His signature themes—the wafer-thin and permeable wall between animals and people and the superiority of story to mere facts in creating human reality—combined in a singularly appealing way in 2001’s Life of Pi and to alienating effect in Beatrice & Virgil. The High Mountains of Portugal, not just a story about home but about how home is a story and not a place, falls solidly on the hit side.

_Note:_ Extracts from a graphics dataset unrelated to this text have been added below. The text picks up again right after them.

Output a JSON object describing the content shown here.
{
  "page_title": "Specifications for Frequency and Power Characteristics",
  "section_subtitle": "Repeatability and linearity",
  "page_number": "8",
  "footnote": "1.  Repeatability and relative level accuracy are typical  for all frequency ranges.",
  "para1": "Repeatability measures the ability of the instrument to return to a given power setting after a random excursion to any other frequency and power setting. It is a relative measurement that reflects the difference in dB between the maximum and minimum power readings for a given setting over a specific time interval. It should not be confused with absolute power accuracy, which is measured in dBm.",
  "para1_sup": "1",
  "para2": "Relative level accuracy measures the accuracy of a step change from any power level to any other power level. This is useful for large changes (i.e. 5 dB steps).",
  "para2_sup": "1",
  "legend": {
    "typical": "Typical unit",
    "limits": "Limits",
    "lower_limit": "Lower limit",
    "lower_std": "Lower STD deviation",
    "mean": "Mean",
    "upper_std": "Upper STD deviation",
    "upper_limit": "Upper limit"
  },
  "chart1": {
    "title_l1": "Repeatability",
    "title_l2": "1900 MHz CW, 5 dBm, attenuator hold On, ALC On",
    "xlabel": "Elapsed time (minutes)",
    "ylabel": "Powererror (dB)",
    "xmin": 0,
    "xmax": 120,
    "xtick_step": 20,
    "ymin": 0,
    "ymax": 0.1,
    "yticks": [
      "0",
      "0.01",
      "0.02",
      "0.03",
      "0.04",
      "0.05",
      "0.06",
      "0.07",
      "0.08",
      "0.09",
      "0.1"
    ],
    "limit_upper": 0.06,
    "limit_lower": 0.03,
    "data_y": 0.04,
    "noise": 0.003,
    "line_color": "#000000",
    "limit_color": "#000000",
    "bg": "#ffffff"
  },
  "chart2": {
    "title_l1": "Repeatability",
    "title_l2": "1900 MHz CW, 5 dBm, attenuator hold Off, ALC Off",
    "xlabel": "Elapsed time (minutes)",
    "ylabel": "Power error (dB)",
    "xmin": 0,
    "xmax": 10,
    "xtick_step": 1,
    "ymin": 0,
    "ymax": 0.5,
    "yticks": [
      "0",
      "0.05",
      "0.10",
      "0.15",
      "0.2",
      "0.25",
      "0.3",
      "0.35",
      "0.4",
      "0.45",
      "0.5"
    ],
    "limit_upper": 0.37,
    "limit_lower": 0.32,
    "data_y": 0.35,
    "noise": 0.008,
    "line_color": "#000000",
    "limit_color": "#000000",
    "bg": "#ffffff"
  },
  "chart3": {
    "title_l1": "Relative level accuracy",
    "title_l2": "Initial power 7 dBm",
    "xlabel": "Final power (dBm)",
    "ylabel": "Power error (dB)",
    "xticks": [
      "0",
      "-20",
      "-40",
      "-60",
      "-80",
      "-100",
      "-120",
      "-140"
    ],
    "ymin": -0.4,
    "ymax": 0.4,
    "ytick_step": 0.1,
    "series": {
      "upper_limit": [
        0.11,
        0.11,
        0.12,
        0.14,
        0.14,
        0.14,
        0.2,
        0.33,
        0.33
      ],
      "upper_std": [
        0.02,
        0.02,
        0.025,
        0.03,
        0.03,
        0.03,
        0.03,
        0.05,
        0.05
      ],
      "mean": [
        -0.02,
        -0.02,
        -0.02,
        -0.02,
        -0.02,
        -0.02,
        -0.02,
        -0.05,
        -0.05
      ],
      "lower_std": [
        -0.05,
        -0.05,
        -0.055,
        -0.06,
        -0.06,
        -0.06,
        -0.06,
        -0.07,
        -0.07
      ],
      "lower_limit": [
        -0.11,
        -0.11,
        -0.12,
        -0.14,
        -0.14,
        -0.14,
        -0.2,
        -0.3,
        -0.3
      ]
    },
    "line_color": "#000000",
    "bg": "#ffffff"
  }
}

The homesick widow notwithstanding, dead wives and dead children mean Martel’s three linked tales are dominated by three grieving men. In Lisbon in 1904, Tomas, rocked by the loss of his lover and child, takes to walking backwards, to signal that he is “objecting” to the undeserved burden of sorrow God has placed upon him. Tomas becomes obsessed with the diary of a 17th-century missionary to the slaves held in Portugal’s African colony of São Tomé. Father Ulisses, reduced by the scarifying details of his task to a Tomas-like slough of despond, responds by crafting a religious object meant to turn the world upside down: “It shines, it shrieks, it barks, it roars.”

Convinced the object is somewhere in Portugal, Tomas—seeking a fist to drive into the face of God—sets out to find it in the first auto seen on the back roads of Portugal. The journey, complete with angry stagecoach drivers who react like cabbies seeing their first Uber driver (except more violently), is meandering slapstick, which makes the abrupt conclusion to it that much more powerful.

Thirty-five years later comes the story of the pathologist and the widow, who hails from the same remote village of Tuizelo where Tomas’s quest ended. She mentions in passing that her husband, in his grief for their lost son, had spent years walking backwards after seeing a mad stranger doing just that. By the 1980s, when widowed Canadian senator Peter Tovy shows up at his ancestral home, the entire village walks backwards at funerals, although no one remembers why. Tovy does encounter Ulisses’s creation, just as readers have long expected him to. His response, though, is a thought-provoking surprise, and the final grace note to a remarkable novel.